As the world’s fifth biggest economy and number three destination for foreign investment, France is a key economic partner.
In international organisations, French is one of the two official languages and a working language of the United Nations, the European Union, UNESCO, NATO, the International Olympic Committee, the International Red Cross and international courts.
Nowadays, speaking one foreign language is not enough. Proficiency in French is a prerequisite for anyone planning on a career in international organisations and companies, and students who speak several languages will increase their chances of finding a job.

The language of culture

February 12th, 2009

v08French is often considered as the language of culture. A French lesson is a cultural journey into fashion, gastronomy, the arts, architecture and science. A knowledge of French provides access to great works of literature, as well as films and songs. It is the language of Victor Hugo, Molière, Antoine de St Exupéry, Voltaire, Jean-Paul Sartre, Claude Monet, Edith Piaf, Jacques-Yves Cousteau, Louis Pasteur, Louis and Auguste Lumière, Alain Delon, Catherine Deneuve, Juliette Binoche, Audrey Tautou, Christian Dior, Zinedine Zidane, Luc Besson and many more.

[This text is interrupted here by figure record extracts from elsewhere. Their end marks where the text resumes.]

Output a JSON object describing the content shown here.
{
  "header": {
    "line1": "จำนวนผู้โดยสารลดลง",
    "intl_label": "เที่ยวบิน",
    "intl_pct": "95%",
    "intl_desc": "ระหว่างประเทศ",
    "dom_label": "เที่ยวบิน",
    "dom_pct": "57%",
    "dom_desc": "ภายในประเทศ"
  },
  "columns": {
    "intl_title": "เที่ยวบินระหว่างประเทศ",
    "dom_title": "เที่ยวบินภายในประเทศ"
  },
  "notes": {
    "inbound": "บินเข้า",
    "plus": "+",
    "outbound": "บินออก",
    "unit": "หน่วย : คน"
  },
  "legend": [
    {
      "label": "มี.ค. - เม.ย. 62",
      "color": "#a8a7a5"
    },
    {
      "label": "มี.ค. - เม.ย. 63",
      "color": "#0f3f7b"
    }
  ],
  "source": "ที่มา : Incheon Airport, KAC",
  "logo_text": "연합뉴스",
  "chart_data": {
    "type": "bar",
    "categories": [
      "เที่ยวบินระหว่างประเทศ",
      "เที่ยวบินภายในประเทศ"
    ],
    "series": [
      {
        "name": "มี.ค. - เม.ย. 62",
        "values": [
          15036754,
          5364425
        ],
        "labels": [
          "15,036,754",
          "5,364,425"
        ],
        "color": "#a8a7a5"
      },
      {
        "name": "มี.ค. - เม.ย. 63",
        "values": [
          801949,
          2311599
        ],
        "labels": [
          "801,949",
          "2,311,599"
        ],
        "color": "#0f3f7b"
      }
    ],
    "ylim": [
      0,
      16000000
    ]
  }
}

spoken on the five continents

Along with English, French is the only language that is taught in every country in the world and the ninth most widely spoken language.
The second most widely learned foreign language after English, it is also the third most used language on the Internet, meaning it offers an alternative view of the world through communication with French speakers from all the continents and news from French-language international media. More than 200 million people on all five continents speak French. Francophonie, the international organisation of French-speaking countries, comprises 68 states and governments.
France operates the biggest international network of cultural institutes.

Speaking French language; a long and still lively love story

January 4th, 2008

v05In 1066, William the Conquerer, Duke of Normandy, won the battle of Hastings and was crowned King of England. From this moment, speaking French language started to interact extensively with English. It was the beginning of a long love story between both languages, which is still very much alive, consisting of a huge number of reciprocal borrowings.

After a French class, you check out some casino games by logging into the Slotsexpert site. This is a great way to unwind.

Words travelled from one language to the other, then came back to the cradle with different meanings or spellings, while others enriched the other language and gave birth to different words, concepts and ideas.

The number of borrowings, over the centuries, is now so high that it is often hard to be sure which of the two languages a given word comes from. Today, more than 3000 words have exactly the same meaning and spelling in French and English. As a result, this long-standing love story between French and English makes it incredibly easy for an English native speaker to learn French, as English and French have so many similarities.